A runbook template that embeds post‑incident review questions and metric fields ensures that each incident contributes to this feedback loop. Over time, you can show executives, auditors and customers that similar incidents are being handled faster, with less impact and fewer surprises.

Making post‑incident reviews meaningful and actionable

Post‑incident reviews are valuable only when they lead to specific, owned actions and visible change. A structured review format in your runbook keeps discussions focused on facts, causes and improvements rather than blame, so people feel safe to be honest about what went wrong.

Your template should define when a full post‑incident review is required-typically for high‑severity incidents, multi‑tenant events or any incident that exposes a serious gap. For lower‑severity but frequent incidents, you might use a lighter‑weight review, perhaps batching them into periodic thematic analyses.

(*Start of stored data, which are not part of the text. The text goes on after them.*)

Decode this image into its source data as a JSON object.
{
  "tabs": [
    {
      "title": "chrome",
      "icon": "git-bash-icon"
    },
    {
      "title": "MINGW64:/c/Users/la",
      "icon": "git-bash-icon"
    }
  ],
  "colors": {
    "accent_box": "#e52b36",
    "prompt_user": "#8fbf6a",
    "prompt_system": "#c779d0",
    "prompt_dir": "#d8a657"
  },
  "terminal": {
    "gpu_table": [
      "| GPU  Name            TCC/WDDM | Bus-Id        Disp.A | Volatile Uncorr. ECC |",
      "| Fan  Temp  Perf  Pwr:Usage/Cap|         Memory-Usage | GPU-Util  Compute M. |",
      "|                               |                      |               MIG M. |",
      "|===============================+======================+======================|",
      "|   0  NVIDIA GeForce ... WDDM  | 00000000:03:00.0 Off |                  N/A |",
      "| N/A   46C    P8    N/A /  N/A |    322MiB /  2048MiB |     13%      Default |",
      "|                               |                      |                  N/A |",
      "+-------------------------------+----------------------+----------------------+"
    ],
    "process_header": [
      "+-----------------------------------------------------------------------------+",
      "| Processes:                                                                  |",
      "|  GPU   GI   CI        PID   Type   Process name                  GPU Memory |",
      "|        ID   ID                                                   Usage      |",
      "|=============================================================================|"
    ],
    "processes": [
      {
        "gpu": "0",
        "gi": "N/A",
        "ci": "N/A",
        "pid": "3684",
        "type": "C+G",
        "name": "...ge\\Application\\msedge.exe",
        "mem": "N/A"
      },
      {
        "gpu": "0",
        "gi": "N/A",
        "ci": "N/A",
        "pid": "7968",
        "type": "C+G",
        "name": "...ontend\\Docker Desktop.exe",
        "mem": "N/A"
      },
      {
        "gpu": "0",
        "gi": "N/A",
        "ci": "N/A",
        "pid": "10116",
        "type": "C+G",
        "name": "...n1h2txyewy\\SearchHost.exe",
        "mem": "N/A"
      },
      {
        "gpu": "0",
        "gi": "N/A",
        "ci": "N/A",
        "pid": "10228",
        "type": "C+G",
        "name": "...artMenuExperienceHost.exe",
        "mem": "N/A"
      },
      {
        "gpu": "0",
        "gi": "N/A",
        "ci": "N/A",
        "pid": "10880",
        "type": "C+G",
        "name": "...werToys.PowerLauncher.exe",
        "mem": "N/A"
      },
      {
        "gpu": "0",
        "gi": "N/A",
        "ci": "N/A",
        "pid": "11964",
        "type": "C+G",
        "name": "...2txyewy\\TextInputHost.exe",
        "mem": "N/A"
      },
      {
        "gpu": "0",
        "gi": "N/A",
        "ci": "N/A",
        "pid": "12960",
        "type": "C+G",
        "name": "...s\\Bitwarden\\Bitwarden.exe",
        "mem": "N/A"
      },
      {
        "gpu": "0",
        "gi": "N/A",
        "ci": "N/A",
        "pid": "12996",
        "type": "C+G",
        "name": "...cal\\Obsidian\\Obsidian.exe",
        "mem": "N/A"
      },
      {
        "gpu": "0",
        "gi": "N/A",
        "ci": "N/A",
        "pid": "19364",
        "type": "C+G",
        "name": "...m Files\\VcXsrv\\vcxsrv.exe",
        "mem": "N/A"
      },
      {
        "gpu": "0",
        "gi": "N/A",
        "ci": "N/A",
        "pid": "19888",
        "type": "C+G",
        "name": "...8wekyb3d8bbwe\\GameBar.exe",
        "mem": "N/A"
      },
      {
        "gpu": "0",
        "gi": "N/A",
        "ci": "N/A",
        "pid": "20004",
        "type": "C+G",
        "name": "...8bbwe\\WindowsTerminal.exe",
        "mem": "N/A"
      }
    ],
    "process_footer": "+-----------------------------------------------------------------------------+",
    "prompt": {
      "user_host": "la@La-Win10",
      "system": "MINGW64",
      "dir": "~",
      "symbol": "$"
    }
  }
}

A structured review format helps teams focus. Common elements include:

Factual timeline: what happened when, based on logs and records.
Detection and analysis: how the incident was discovered and assessed.
Response effectiveness: what worked well and what caused friction or delay.
Root causes: technical, process and human factors.
Control evaluation: whether existing controls were adequate or need adjustment.
Corrective and preventive actions: what will change, who owns it and by when.
Communication lessons: feedback from customers, regulators or internal stakeholders.

Linking review outcomes directly to your risk register and control set closes the loop. For example, if an incident reveals that multi‑factor authentication was not enforced consistently, the review might drive updates to your access control policies, technical hardening and customer guidance. Your runbook template can include fields or checklists to ensure those linkages are made.

To avoid reviews becoming talking shops, it is important to track follow‑through. Actions agreed during reviews should enter the same planning and tracking systems used for other work, with clear owners and due dates. When your runbook is part of an ISMS platform, reviews and actions can be linked to specific risks and controls, making progress easier to monitor and easier to present in management review meetings.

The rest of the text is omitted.